Король внезапно стих, выдержав паузу, а потом смягчился. Он взял сына за плечи и обнял.
— Мои труды близки к завершению, я чувствую это. Вчера ночью мне приснился сон, там был этот дракон, я вновь слышал его проклятье… Я знаю, что скоро умру… Но я умру спокойно. Я оставляю свой народ в несравненно лучшем состоянии, чем я его получил на Ронсельванском поле. И лишь одно не дает мне покоя, лишь одно…
— Что… отец… — с содроганием прошептал Риккаред, заранее зная ответ.

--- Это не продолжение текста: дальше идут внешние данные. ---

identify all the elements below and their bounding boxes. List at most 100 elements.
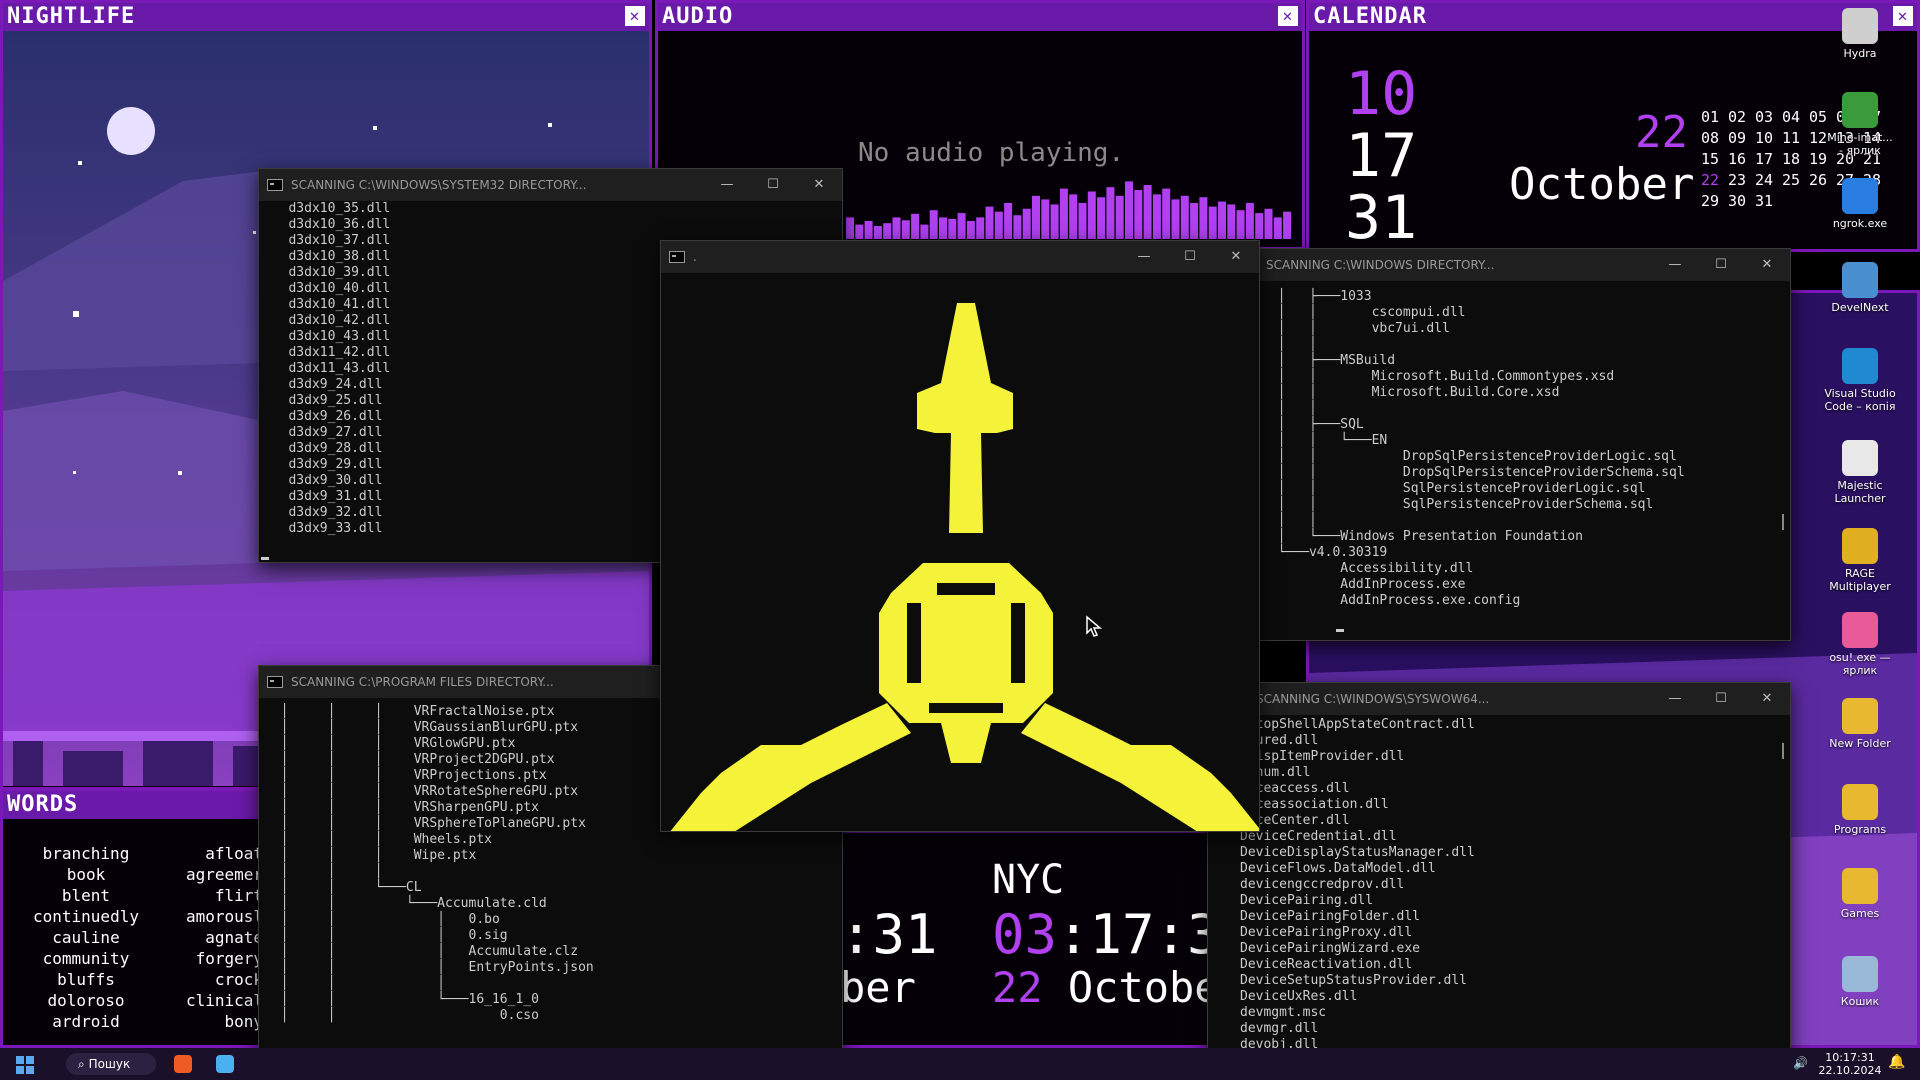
calendar-date-cell[interactable]: 25 <box>1782 170 1809 191</box>
minimize-icon[interactable]: — <box>1121 241 1167 273</box>
audio-bar <box>1245 203 1254 239</box>
calendar-date-cell[interactable]: 18 <box>1782 149 1809 170</box>
calendar-date-cell[interactable]: 02 <box>1728 107 1755 128</box>
calendar-date-cell[interactable]: 11 <box>1782 128 1809 149</box>
calendar-date-cell[interactable]: 17 <box>1755 149 1782 170</box>
app-icon <box>1842 262 1878 298</box>
desktop-icon[interactable]: Mine-imat... - ярлик <box>1823 92 1897 157</box>
notification-bell-icon[interactable]: 🔔 <box>1888 1054 1905 1070</box>
calendar-date-cell[interactable]: 15 <box>1701 149 1728 170</box>
words-title: WORDS <box>7 792 79 817</box>
scrollbar-thumb[interactable] <box>1782 743 1784 759</box>
desktop-icon[interactable]: Games <box>1823 868 1897 920</box>
words-column-1: branching book blent continuedly cauline comm… <box>33 843 139 1032</box>
console-line: │ ├───1033 <box>1262 289 1372 304</box>
brave-icon[interactable] <box>174 1055 192 1073</box>
minimize-icon[interactable]: — <box>1652 249 1698 281</box>
close-icon[interactable]: ✕ <box>625 6 645 26</box>
app-icon <box>1842 868 1878 904</box>
minimize-icon[interactable]: — <box>704 169 750 201</box>
word-item: bony <box>224 1012 263 1031</box>
desktop-icon[interactable]: Programs <box>1823 784 1897 836</box>
desktop-icon[interactable]: ngrok.exe <box>1823 178 1897 230</box>
calendar-date-cell[interactable]: 01 <box>1701 107 1728 128</box>
console-title-bar[interactable]: SCANNING C:\WINDOWS\SYSWOW64... — ☐ ✕ <box>1208 683 1790 715</box>
desktop-icon-label: Majestic Launcher <box>1834 479 1886 505</box>
desktop-icon-label: RAGE Multiplayer <box>1829 567 1891 593</box>
word-item: amorousl <box>185 907 263 926</box>
calendar-date-cell[interactable]: 16 <box>1728 149 1755 170</box>
audio-bar <box>1004 203 1013 239</box>
scrollbar-thumb[interactable] <box>1782 514 1784 530</box>
calendar-date-cell[interactable]: 22 <box>1701 170 1728 191</box>
audio-bar <box>1125 181 1133 239</box>
console-line: vDispItemProvider.dll <box>1240 749 1405 764</box>
minimize-icon[interactable]: — <box>1652 683 1698 715</box>
console-window-windows[interactable]: SCANNING C:\WINDOWS DIRECTORY... — ☐ ✕ │ ├… <box>1255 248 1791 641</box>
console-line: │ │ └───Accumulate.cld <box>265 896 547 911</box>
audio-bar <box>873 226 882 239</box>
calendar-date-cell[interactable]: 29 <box>1701 191 1728 212</box>
console-icon <box>267 179 283 191</box>
console-line: DeviceUxRes.dll <box>1240 989 1358 1004</box>
audio-bar <box>1078 203 1087 239</box>
calendar-date-cell[interactable]: 24 <box>1755 170 1782 191</box>
close-icon[interactable]: ✕ <box>1744 683 1790 715</box>
desktop-icon[interactable]: osu!.exe — ярлик <box>1823 612 1897 677</box>
desktop-icon[interactable]: DevelNext <box>1823 262 1897 314</box>
console-line: │ │ DropSqlPersistenceProviderSchema.sql <box>1262 465 1685 480</box>
calendar-date-cell[interactable]: 23 <box>1728 170 1755 191</box>
desktop-icon[interactable]: Кошик <box>1823 956 1897 1008</box>
desktop-icon[interactable]: Visual Studio Code – копія <box>1823 348 1897 413</box>
console-line: │ │ │ <box>265 976 446 991</box>
text-cursor <box>261 557 269 560</box>
taskbar-date: 22.10.2024 <box>1818 1064 1882 1077</box>
desktop-icon[interactable]: Majestic Launcher <box>1823 440 1897 505</box>
audio-bar <box>966 221 975 239</box>
audio-bar <box>846 217 854 239</box>
audio-bar <box>1022 208 1031 239</box>
console-window-syswow64[interactable]: SCANNING C:\WINDOWS\SYSWOW64... — ☐ ✕ skto… <box>1207 682 1791 1062</box>
maximize-icon[interactable]: ☐ <box>1698 249 1744 281</box>
calendar-date-cell[interactable]: 31 <box>1755 191 1782 212</box>
calendar-date-cell[interactable]: 30 <box>1728 191 1755 212</box>
speaker-icon[interactable]: 🔊 <box>1793 1056 1808 1070</box>
audio-bar <box>929 210 938 239</box>
console-line: │ ├───SQL <box>1262 417 1364 432</box>
desktop-icon[interactable]: Hydra <box>1823 8 1897 60</box>
console-title: SCANNING C:\WINDOWS\SYSTEM32 DIRECTORY..… <box>291 178 587 192</box>
audio-bar <box>976 217 985 239</box>
calendar-date-cell[interactable]: 03 <box>1755 107 1782 128</box>
calendar-date-cell[interactable]: 08 <box>1701 128 1728 149</box>
search-box[interactable]: ⌕ Пошук <box>66 1053 156 1075</box>
maximize-icon[interactable]: ☐ <box>1167 241 1213 273</box>
console-title-bar[interactable]: SCANNING C:\WINDOWS DIRECTORY... — ☐ ✕ <box>1256 249 1790 281</box>
app-icon <box>1842 178 1878 214</box>
close-icon[interactable]: ✕ <box>1278 6 1298 26</box>
app-icon[interactable] <box>216 1055 234 1073</box>
console-line: d3dx10_35.dll <box>265 201 391 216</box>
console-title-bar[interactable]: . — ☐ ✕ <box>661 241 1259 273</box>
desktop-icon[interactable]: New Folder <box>1823 698 1897 750</box>
console-window-art[interactable]: . — ☐ ✕ <box>660 240 1260 832</box>
audio-bar <box>1106 187 1115 239</box>
triforce-spinner-art <box>670 303 1259 831</box>
calendar-day: 22 <box>1635 107 1688 158</box>
audio-bar <box>855 224 864 239</box>
audio-bar <box>939 217 947 239</box>
console-title-bar[interactable]: SCANNING C:\WINDOWS\SYSTEM32 DIRECTORY..… <box>259 169 842 201</box>
audio-bar <box>901 220 910 239</box>
maximize-icon[interactable]: ☐ <box>1698 683 1744 715</box>
desktop-icon[interactable]: RAGE Multiplayer <box>1823 528 1897 593</box>
maximize-icon[interactable]: ☐ <box>750 169 796 201</box>
calendar-date-cell[interactable]: 09 <box>1728 128 1755 149</box>
calendar-date-cell[interactable]: 04 <box>1782 107 1809 128</box>
text-cursor <box>1336 629 1344 632</box>
close-icon[interactable]: ✕ <box>1744 249 1790 281</box>
calendar-date-cell[interactable]: 10 <box>1755 128 1782 149</box>
close-icon[interactable]: ✕ <box>1213 241 1259 273</box>
word-item: doloroso <box>47 991 125 1010</box>
console-line: DeviceSetupStatusProvider.dll <box>1240 973 1467 988</box>
close-icon[interactable]: ✕ <box>796 169 842 201</box>
start-button[interactable] <box>16 1056 34 1074</box>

— Ты… — Король отстранил сына и внимательно посмотрел в его желтые волчьи глаза. — Я не верю тебе и знаю, что ты ненавидишь дела рук моих, ненавидишь наших небесных покровительниц, ненавидишь Триединую Премудрость. Ты шляешься по ночным притонам и развращаешь молодежь и теперь сердце моей Элвин разбито, ибо ты развратил и её любимое исчадие. Ты — хуже, чем предатель, ты — РЕНЕГАТ!

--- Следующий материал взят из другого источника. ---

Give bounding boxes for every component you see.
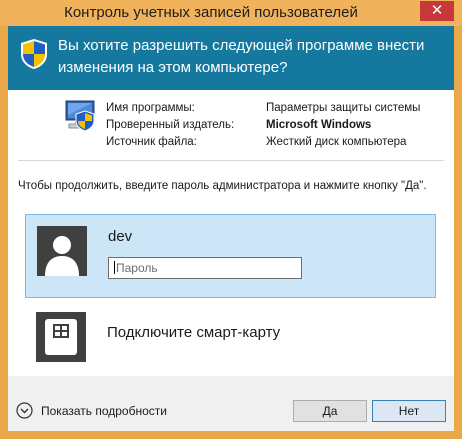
close-button[interactable]: ✕ bbox=[420, 1, 454, 21]
smartcard-label: Подключите смарт-карту bbox=[107, 324, 281, 341]
chevron-down-icon bbox=[16, 402, 33, 419]
user-credential-tile[interactable]: dev Пароль bbox=[25, 214, 436, 298]
program-name-value: Параметры защиты системы bbox=[266, 102, 421, 114]
smartcard-icon bbox=[36, 312, 86, 362]
question-banner: Вы хотите разрешить следующей программе … bbox=[8, 26, 454, 90]
system-protection-icon bbox=[65, 100, 95, 132]
program-info-values: Параметры защиты системы Microsoft Windo… bbox=[266, 100, 420, 151]
program-name-label: Имя программы: bbox=[106, 102, 195, 114]
smartcard-tile[interactable]: Подключите смарт-карту bbox=[25, 306, 436, 366]
user-avatar-icon bbox=[37, 226, 87, 276]
uac-shield-icon bbox=[21, 39, 47, 69]
dialog-content: Имя программы: Проверенный издатель: Ист… bbox=[8, 90, 454, 431]
show-details-link[interactable]: Показать подробности bbox=[16, 402, 167, 419]
publisher-label: Проверенный издатель: bbox=[106, 119, 235, 131]
file-source-label: Источник файла: bbox=[106, 136, 197, 148]
admin-password-prompt: Чтобы продолжить, введите пароль админис… bbox=[18, 180, 427, 192]
yes-button[interactable]: Да bbox=[293, 400, 367, 422]
window-title: Контроль учетных записей пользователей bbox=[64, 4, 358, 21]
user-name: dev bbox=[108, 228, 133, 245]
divider bbox=[18, 160, 444, 161]
dialog-footer: Показать подробности Да Нет bbox=[8, 376, 454, 431]
password-input[interactable]: Пароль bbox=[108, 257, 302, 279]
publisher-value: Microsoft Windows bbox=[266, 119, 372, 131]
file-source-value: Жесткий диск компьютера bbox=[266, 136, 407, 148]
text-caret bbox=[114, 261, 115, 274]
no-button[interactable]: Нет bbox=[372, 400, 446, 422]
title-bar: Контроль учетных записей пользователей ✕ bbox=[0, 0, 462, 26]
banner-question: Вы хотите разрешить следующей программе … bbox=[58, 37, 425, 76]
uac-window: Контроль учетных записей пользователей ✕… bbox=[0, 0, 462, 439]
password-placeholder: Пароль bbox=[116, 261, 158, 275]
show-details-label: Показать подробности bbox=[41, 403, 167, 418]
program-info-labels: Имя программы: Проверенный издатель: Ист… bbox=[106, 100, 234, 151]
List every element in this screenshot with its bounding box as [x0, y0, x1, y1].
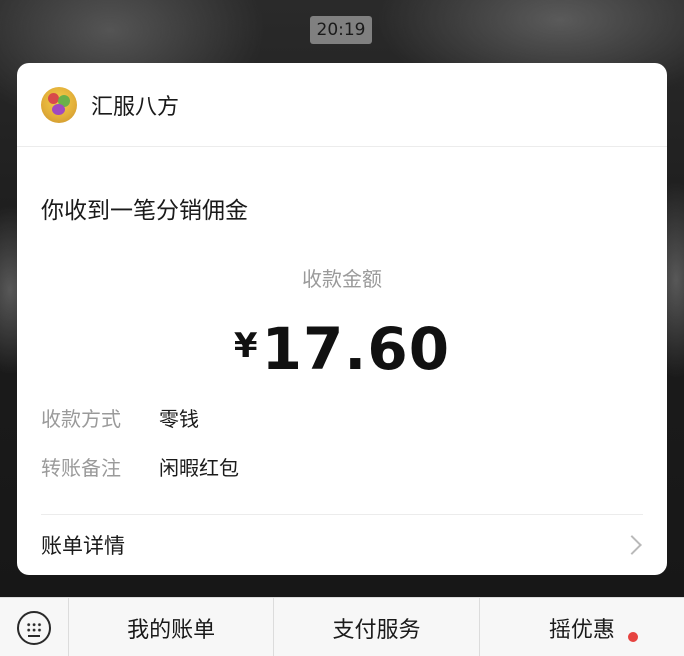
menu-my-bills[interactable]: 我的账单: [69, 598, 275, 656]
notification-dot: [627, 632, 638, 642]
amount-label: 收款金额: [302, 267, 382, 291]
keyboard-toggle-button[interactable]: [0, 598, 69, 656]
transfer-remark-row: 转账备注 闲暇红包: [41, 452, 239, 481]
menu-my-bills-label: 我的账单: [127, 617, 216, 643]
bill-detail-link[interactable]: 账单详情: [17, 515, 667, 575]
transfer-remark-value: 闲暇红包: [159, 456, 239, 480]
payment-method-value: 零钱: [159, 407, 199, 431]
bottom-menu-bar: 我的账单 支付服务 摇优惠: [0, 597, 684, 656]
transfer-remark-label: 转账备注: [41, 456, 121, 480]
amount-value: 17.60: [261, 315, 451, 383]
menu-shake-discounts-label: 摇优惠: [548, 617, 615, 643]
keyboard-spacebar: [28, 634, 40, 637]
amount: ¥17.60: [17, 315, 667, 383]
chevron-right-icon: [622, 535, 642, 555]
currency-symbol: ¥: [233, 326, 258, 366]
payment-notification-card[interactable]: 汇服八方 你收到一笔分销佣金 收款金额 ¥17.60 收款方式 零钱 转账备注 …: [17, 63, 667, 575]
avatar-fruit: [52, 103, 65, 115]
time-badge: 20:19: [310, 16, 372, 44]
merchant-name[interactable]: 汇服八方: [91, 89, 179, 121]
card-header: 汇服八方: [17, 63, 667, 147]
payment-method-label: 收款方式: [41, 407, 121, 431]
bill-detail-label: 账单详情: [41, 534, 125, 558]
merchant-avatar[interactable]: [41, 86, 77, 123]
keyboard-icon: [17, 610, 51, 645]
keyboard-keys: [26, 621, 42, 634]
menu-shake-discounts[interactable]: 摇优惠: [480, 598, 684, 656]
payment-method-row: 收款方式 零钱: [41, 403, 199, 432]
message-title: 你收到一笔分销佣金: [41, 198, 248, 224]
menu-payment-services[interactable]: 支付服务: [274, 598, 480, 656]
menu-payment-services-label: 支付服务: [332, 617, 421, 643]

В глазах у Риккареда потемнело. Яркий солнечный свет, заливавший залу, померк в его глазах, ему стало не хватать воздуха. Он сделал шаг назад…
— Сегодня юбилей основания Ордена Круглого Стола — потрудись на нем присутствовать, сын, — уже официальным тоном, сухо и холодно произнес Король. — Но на следующий день я провозглашу лишение тебя наследства. Наследником престола будет Роланд, а ты отправишься в изгнание, в Заморье, с отрядом своих приверженцев. Поживешь там среди чудовищ, посражаешься, потрудишься… Может быть, тогда ты поймешь, почему я все это затеял, поймешь мою правоту…

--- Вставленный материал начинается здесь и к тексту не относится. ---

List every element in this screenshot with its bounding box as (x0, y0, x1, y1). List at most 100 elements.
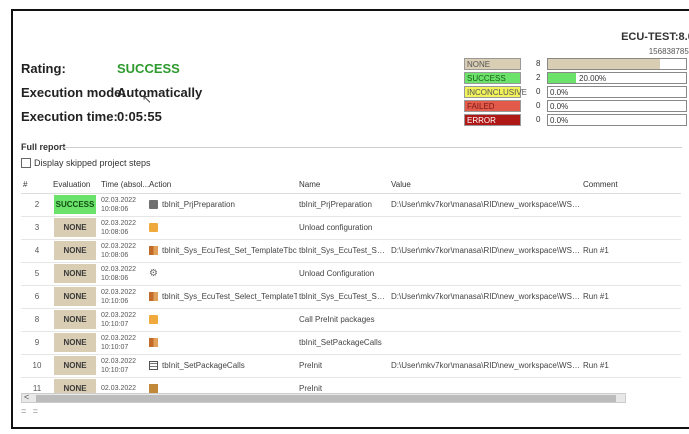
execution-mode-value: Automatically (117, 85, 203, 100)
value-cell: D:\User\mkv7kor\manasa\RID\new_workspace… (389, 354, 581, 378)
bottom-toolbar: = = (21, 406, 41, 416)
time-cell: 02.03.2022 10:08:06 (99, 216, 147, 240)
table-row[interactable]: 11 NONE 02.03.2022 PreInit (21, 377, 681, 394)
date-text: 02.03.2022 (101, 288, 137, 296)
time-cell: 02.03.2022 10:10:07 (99, 308, 147, 332)
column-header[interactable]: Evaluation (51, 176, 99, 194)
action-cell (147, 308, 297, 332)
execution-time-label: Execution time: (21, 109, 118, 124)
time-text: 10:10:06 (101, 297, 129, 305)
evaluation-cell: NONE (51, 262, 99, 286)
name-cell: tbInit_Sys_EcuTest_Select_... (297, 285, 389, 309)
stat-bar: 0.0% (547, 86, 687, 98)
table-row[interactable]: 4 NONE 02.03.2022 10:08:06 tbInit_Sys_EcuTes… (21, 239, 681, 263)
row-number: 2 (21, 193, 51, 217)
execution-mode-label: Execution mode: (21, 85, 126, 100)
action-text: tbInit_Sys_EcuTest_Set_TemplateTbcTcf (162, 246, 297, 255)
time-cell: 02.03.2022 10:10:06 (99, 285, 147, 309)
date-text: 02.03.2022 (101, 265, 137, 273)
full-report-title: Full report (21, 142, 66, 152)
column-header[interactable]: Value (389, 176, 581, 194)
stat-label: ERROR (464, 114, 521, 126)
row-number: 6 (21, 285, 51, 309)
grid-icon (149, 246, 158, 255)
table-row[interactable]: 6 NONE 02.03.2022 10:10:06 tbInit_Sys_EcuTes… (21, 285, 681, 309)
rating-row: Rating: SUCCESS (21, 61, 180, 76)
evaluation-badge: NONE (54, 310, 96, 329)
table-header-row: # Evaluation Time (absol... Action Name Value… (21, 176, 681, 194)
date-text: 02.03.2022 (101, 385, 137, 392)
column-header[interactable]: Comment (581, 176, 681, 194)
stat-bar: 0.0% (547, 114, 687, 126)
table-row[interactable]: 10 NONE 02.03.2022 10:10:07 tbInit_SetPackag… (21, 354, 681, 378)
column-header[interactable]: Action (147, 176, 297, 194)
evaluation-badge: NONE (54, 356, 96, 375)
stat-count: 0 (536, 115, 541, 124)
action-cell: tbInit_Sys_EcuTest_Set_TemplateTbcTcf (147, 239, 297, 263)
time-cell: 02.03.2022 10:10:07 (99, 354, 147, 378)
column-header[interactable]: # (21, 176, 51, 194)
table-row[interactable]: 9 NONE 02.03.2022 10:10:07 tbInit_SetPackage… (21, 331, 681, 355)
time-text: 10:08:06 (101, 205, 129, 213)
evaluation-badge: NONE (54, 264, 96, 283)
mouse-cursor-icon: ↖ (142, 92, 153, 106)
report-table: # Evaluation Time (absol... Action Name Value… (21, 176, 681, 394)
value-cell (389, 308, 581, 332)
evaluation-cell: NONE (51, 285, 99, 309)
comment-cell: Run #1 (581, 239, 681, 263)
grid-icon (149, 292, 158, 301)
evaluation-cell: NONE (51, 216, 99, 240)
action-cell (147, 331, 297, 355)
scrollbar-thumb[interactable] (36, 395, 616, 402)
comment-cell: Run #1 (581, 285, 681, 309)
stat-bar: 0.0% (547, 100, 687, 112)
row-number: 3 (21, 216, 51, 240)
table-row[interactable]: 8 NONE 02.03.2022 10:10:07 Call PreInit pack… (21, 308, 681, 332)
time-cell: 02.03.2022 10:08:06 (99, 262, 147, 286)
stat-label: FAILED (464, 100, 521, 112)
comment-cell (581, 308, 681, 332)
folder-icon (149, 223, 158, 232)
table-row[interactable]: 2 SUCCESS 02.03.2022 10:08:06 tbInit_PrjPrep… (21, 193, 681, 217)
section-divider (62, 147, 682, 148)
horizontal-scrollbar[interactable]: < (21, 392, 626, 403)
execution-time-value: 0:05:55 (117, 109, 162, 124)
stat-label: SUCCESS (464, 72, 521, 84)
skip-steps-checkbox[interactable] (21, 158, 31, 168)
name-cell: PreInit (297, 377, 389, 394)
column-header[interactable]: Name (297, 176, 389, 194)
evaluation-cell: NONE (51, 239, 99, 263)
value-cell: D:\User\mkv7kor\manasa\RID\new_workspace… (389, 193, 581, 217)
stat-label: INCONCLUSIVE (464, 86, 527, 98)
stat-count: 0 (536, 87, 541, 96)
execution-time-row: Execution time: 0:05:55 (21, 109, 162, 124)
time-text: 10:08:06 (101, 274, 129, 282)
skip-steps-toggle[interactable]: Display skipped project steps (21, 158, 151, 168)
evaluation-badge: NONE (54, 241, 96, 260)
date-text: 02.03.2022 (101, 242, 137, 250)
comment-cell: Run #1 (581, 354, 681, 378)
scroll-left-arrow[interactable]: < (24, 392, 29, 402)
row-number: 5 (21, 262, 51, 286)
date-text: 02.03.2022 (101, 334, 137, 342)
action-text: tbInit_Sys_EcuTest_Select_TemplateTbcTcf (162, 292, 297, 301)
evaluation-cell: NONE (51, 331, 99, 355)
stat-count: 2 (536, 73, 541, 82)
row-number: 9 (21, 331, 51, 355)
row-number: 4 (21, 239, 51, 263)
name-cell: tbInit_Sys_EcuTest_Set_Te... (297, 239, 389, 263)
value-cell: D:\User\mkv7kor\manasa\RID\new_workspace… (389, 285, 581, 309)
value-cell (389, 262, 581, 286)
action-cell: ⚙ (147, 262, 297, 286)
table-row[interactable]: 3 NONE 02.03.2022 10:08:06 Unload configurat… (21, 216, 681, 240)
table-row[interactable]: 5 NONE 02.03.2022 10:08:06 ⚙ Unload Configura… (21, 262, 681, 286)
name-cell: PreInit (297, 354, 389, 378)
stat-label: NONE (464, 58, 521, 70)
stat-percentage: 0.0% (550, 116, 569, 125)
time-cell: 02.03.2022 10:08:06 (99, 239, 147, 263)
column-header[interactable]: Time (absol... (99, 176, 149, 194)
product-id: 1568387855. P (648, 47, 689, 56)
action-cell (147, 377, 297, 394)
evaluation-cell: NONE (51, 354, 99, 378)
row-number: 10 (21, 354, 51, 378)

Риккаред судорожно сглотнул, но не ответил ничего, мужественно выдержав удар судьбы.
— Впрочем, чтобы подсластить тебе пилюлю — статус принца ты сохранишь навечно — для себя и для своих потомков, равно как и даруемый мною тебе титул маркграфа Заморья. Взять туда, помимо тех, кого обязан, ты сможешь кого угодно и кто согласится туда с тобой пойти.
Волчьи глаза Риккареда наполнились предательскими слезами и две крупные горошины потекли по круглым щекам.
— Разреши мне покинуть тебя, отец… — еле слышно прошептал он.
— Разрешаю, сын, — тихо ответил Король и подал руку для поцелуя.
Когда Риккаред дошел уже до дверей, он вдруг резко повернулся к отцу и воскликнул:
— Зачем ты сказал мне об этом СЕЙЧАС?!
— Чтобы ты был морально к этому готов. И, ещё… Знай, сын, что это не наказание для тебя. Это — твое спасение, которое я дарую по великой любви к тебе. Я не хочу, чтобы ты всю вечность провел во сне и навсегда утратил свою память, хочу, чтобы ты жил так, как САМ хочешь, но и не вредил при этом своим образом жизни другим… Ты ЭТО понимаешь? — Король взглянул принцу Риккареду в глаза, тот опять не выдержал взгляда.
— Я… понимаю, отец… — и, быстро повернувшись, вышел из залы.